Then came the very dark period when we took over the multitudinous and seemingly useless watches on the base. From a productive point of view we felt them useless. The only thing they seemed to produce was many men on report. The old military game of "sweating it out" was what we were doing and that never produces anything worth while. We spent almost two months doing that, putting in some physical training and swimming and sometimes a reconnaissance of some area we had been over before and before.

It was during May that half the team started to study lava blasting, and the other half did research work for the base. The feeling that we were finally doing something tended to lessen some of the gloom we had been experiencing. There were rumors going around that we would be going out soon and the team seemed to be truly ready to go.

Then the most stunning blow of all. There were only two of the older teams left on the base who hadn't been out. That was Team 18 and ourselves. There seemed to be very little to choose between the two teams but a selection had to be made for a team was needed to operate with the Seventh Fleet. Yes, you have guessed it. They left. Then for the third time we said good-bye, but this time I'm afraid they were acrimonious and to ourselves rather galling, but we did feel certain it couldn't be much longer before we would go.


The base retained a very sensible attitude and allowed us to pretty much run our conditioning program from then on. It consisted of mile swims, range work, physical training, reconnaissances and APD problems. It was much less intensive than our earlier training and was much more objective, our emphasis being on genuinely polishing our previously learned techniques.

At the end of July we had been on Maui eight months and we finally received our orders. It was only in keeping with our past misfortunes that at the end of that time they should be to the States instead of the forward area. We were to come to Oceanside for cold water swimming. It was hardly the same team that loaded up to go back as the one which had come out. As other teams shipped out in the early months of the year it was sometimes necessary for us to supply men to complete their complements. We had about 60% of our Fort Pierce men and received many capable replacements. Some of these were men who had been overseas for 18 months. Leave was granted to these men to proceed ahead and meet us at Oceanside. Our CO hadn't been to the States in three years so he left ahead of the men. Bill Keithley, our new exec, who had replaced Ray Yelley was put in charge of the team until we picked up our CO at Oceanside. When Ray was removed as exec, he became platoon leader of the second platoon and Robby as platoon leader of the first.

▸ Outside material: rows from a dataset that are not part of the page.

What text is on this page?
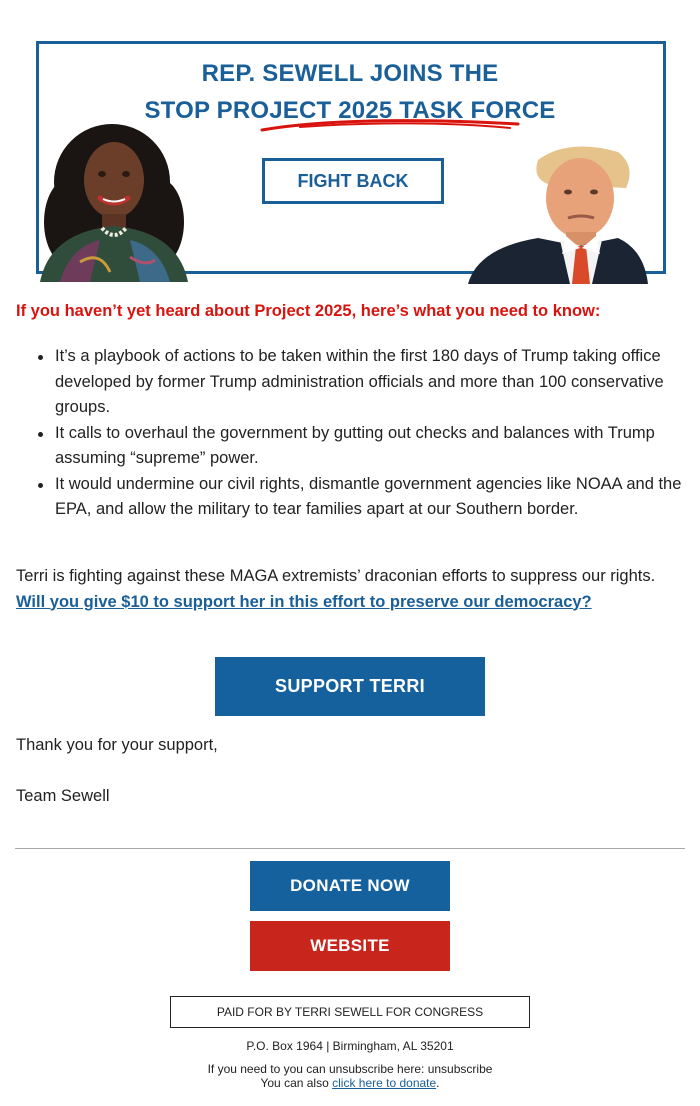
REP. SEWELL JOINS THE
STOP PROJECT 2025 TASK FORCE
FIGHT BACK
If you haven’t yet heard about Project 2025, here’s what you need to know:
It’s a playbook of actions to be taken within the first 180 days of Trump taking office developed by former Trump administration officials and more than 100 conservative groups.
It calls to overhaul the government by gutting out checks and balances with Trump assuming “supreme” power.
It would undermine our civil rights, dismantle government agencies like NOAA and the EPA, and allow the military to tear families apart at our Southern border.

Terri is fighting against these MAGA extremists’ draconian efforts to suppress our rights. Will you give $10 to support her in this effort to preserve our democracy?

SUPPORT TERRI
Thank you for your support,
Team Sewell
DONATE NOW
WEBSITE
PAID FOR BY TERRI SEWELL FOR CONGRESS
P.O. Box 1964 | Birmingham, AL 35201
If you need to you can unsubscribe here: unsubscribe
You can also click here to donate.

Teams 22, 23, 24, and 25 along with ourselves and all our gear loaded aboard three LST's in Hahacui Harbor and made way for the States.

The biggest joke aboard ship was the irony of our moving back to the States after being so long on Maui. The trip back was a slow one. It took almost 12 days, but it was pleasant as anything would be, when in the back of the mind of every man was the picture of State-Side. The troops slept on cots on the tank deck and the officers had bunks in the forward troop quarters.       -

The only disagreeable thing about the ride back was it's length and general quarters at dawn. The boys had a tough time breaking out of the warm sacks, but once up were able to enjoy many happy hours on the main deck in the sun. We arrived at Oceanside in the beginning of August and there were some boys with moist eyes.

There were the boys who had wives and children on the Coast whom they knew they would surely see in a few days. And then there were the others who had other feelings but which too would be well taken care of in a few days at the most.

We were to stay at Oceanside just long enough to get our APD and then with the other teams prepare and practice for the coming invasion of Japan. The capitulation of Japan of course, caused all plans to be speeded up and in many cases scrapped. The 12 days we had at Oceanside were for each man and officer, a story by itself. I couldn't possibly begin to tell the numerous happenings of the individuals of the Team. Some of the highlights are worth reading.

We weren't in port much more than a few hours when it was noticed that Bob Brodd wasn't around. Investigation showed him to have taken the first available train to Los Angeles. The good ole telephone really got a work-out by those who just wanted to hear the voices of their loved ones. The M & M Bar in town did a land office business from the usual Demo crowd. And the good indoor warm water showers! The boys would stand under them with that smug, self-satisfied smile of pleasure and completely relax enjoying that simple treat of being completely clean.

While at Oceanside there were numerous rumors of peace-feelers with Japan, but no one would believe it for it seemed too good to be true. After our leave was over, and the USS COOK was anchored in the bay, Tea McGaughy started the big job of loading

gear aboard. It took a bit more than a day to get everything aboard and secured in the hole.

On V-J Day we boarded APD 130 which would be our home from that time until ' our return to the United States. That evening the group of APDs which were anchored off shore, celebrated the surrender by shooting flares and spinning the signal lights into the air. A fire celebration for the end of World War II.

The weather was fine for the whole trip and we stopped at Pearl Harbor where we loaded more gear, and fueled. Eniwetok was our neat fueling station and on the day after the surrender was signed aboard the Missouri, our group of APDs sailed into Sagami Bay where we viewed the greatest demonstration of American sea power ever displayed.

Every type of ship was there in the bay and hundreds of each. Carriers, BB Cruisers, DDs and all types of landing craft.

From the time we left Oceanside Team 20 was getting settled aboard ship and doing their best to adjust to life aboard an APD.

Our first meeting with the APD 130 was not an auspicious occasion. Having spent eight months on Maui, T.H. we were very familiar with the structure and workings of the typical APD. However, we were untried so far as adapting ourselves to ship routine such as the Operating Plans of the UDT called for. That was to become our greatest problem, in the days which followed our departure from the States.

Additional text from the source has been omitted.